Happy reading :)
***
"Cantik banget Ibu Sarah Annisa."
Aku baru keluar dari kamar setelah berdandan lebih dari setengah jam. Kami hendak menghadiri pernikahan salah satu teman se-geng Mas Ahim saat SMA dan aku ingin tampil sedikit berbeda dari biasanya. Bukan apa-apa, cuma jaga-jaga saja, siapa tahu ketemu mantannya Mas Ahim waktu SMA. Aku nggak kenal siapa mereka. Maklum, aku cuma siswi semenjana. Sudah begitu, aku memang tak pernah suka mengurus sesuatu yang bukan urusanku, termasuk siapa saja pacar Mas Ahim waktu itu.
Dasar nggak jago dandan, sudah menyimak tutorial make up pun hasilnya masih kurang memuaskan. Tapi pujian Mas Ahim barusan membuat kepercayaan diriku meningkat tajam.
"Beneran cantik? Bukan basa-basi?" tanyaku, mencoba meyakinkan diri sekali lagi.

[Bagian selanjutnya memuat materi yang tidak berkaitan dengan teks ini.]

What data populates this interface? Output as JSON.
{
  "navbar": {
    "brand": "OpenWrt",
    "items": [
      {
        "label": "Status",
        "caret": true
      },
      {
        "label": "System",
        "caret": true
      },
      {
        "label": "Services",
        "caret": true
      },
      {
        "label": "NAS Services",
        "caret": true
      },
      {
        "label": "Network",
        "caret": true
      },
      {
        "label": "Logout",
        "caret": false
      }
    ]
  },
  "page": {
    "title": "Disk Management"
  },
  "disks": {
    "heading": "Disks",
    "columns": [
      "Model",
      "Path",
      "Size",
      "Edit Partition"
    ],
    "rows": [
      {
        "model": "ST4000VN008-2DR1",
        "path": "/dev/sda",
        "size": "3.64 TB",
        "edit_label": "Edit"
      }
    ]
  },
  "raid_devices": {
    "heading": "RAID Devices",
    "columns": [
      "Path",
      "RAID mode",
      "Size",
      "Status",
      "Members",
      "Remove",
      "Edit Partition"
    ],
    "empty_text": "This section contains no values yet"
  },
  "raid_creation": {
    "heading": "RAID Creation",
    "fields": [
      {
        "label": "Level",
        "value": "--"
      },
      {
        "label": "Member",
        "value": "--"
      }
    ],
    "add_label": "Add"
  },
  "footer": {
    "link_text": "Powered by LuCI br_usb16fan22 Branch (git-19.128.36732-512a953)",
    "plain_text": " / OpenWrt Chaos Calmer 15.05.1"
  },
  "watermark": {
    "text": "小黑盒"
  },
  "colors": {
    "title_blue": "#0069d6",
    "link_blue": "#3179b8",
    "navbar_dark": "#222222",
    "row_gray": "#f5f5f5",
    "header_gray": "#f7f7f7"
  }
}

"Ish, beneran lah. Kamu tuh memang aslinya cantik, Sar. Mukamu mulus banget, nggak kenal jerawat dan semacamnya. Cuma polos aja, nggak bisa dandan. Makanya, sekalinya dandan, wuuu..., Cindy Fatikasari juga lewat."
Aku tergelak. Mas Ahim dari dulu standar cantiknya adalah Cindy Fatikasari waktu muda. Konon katanya, dia suka banget pada Mbak Cindy gara-gara waktu kecil sering melihat poster di tembok kamar tantenya. Mas Ahim kecil memang banyak menghabiskan waktu dengan tantenya —adik bungsu ibunya— di rumah mbah, sebab kedua orang tuanya sama-sama bekerja.
"Diupgrade lah, Mas. Cindy Fatikasari udah pantes kita panggil tante." Dia mencebik. Kayaknya Cindy Fatikasari sudah harga mati.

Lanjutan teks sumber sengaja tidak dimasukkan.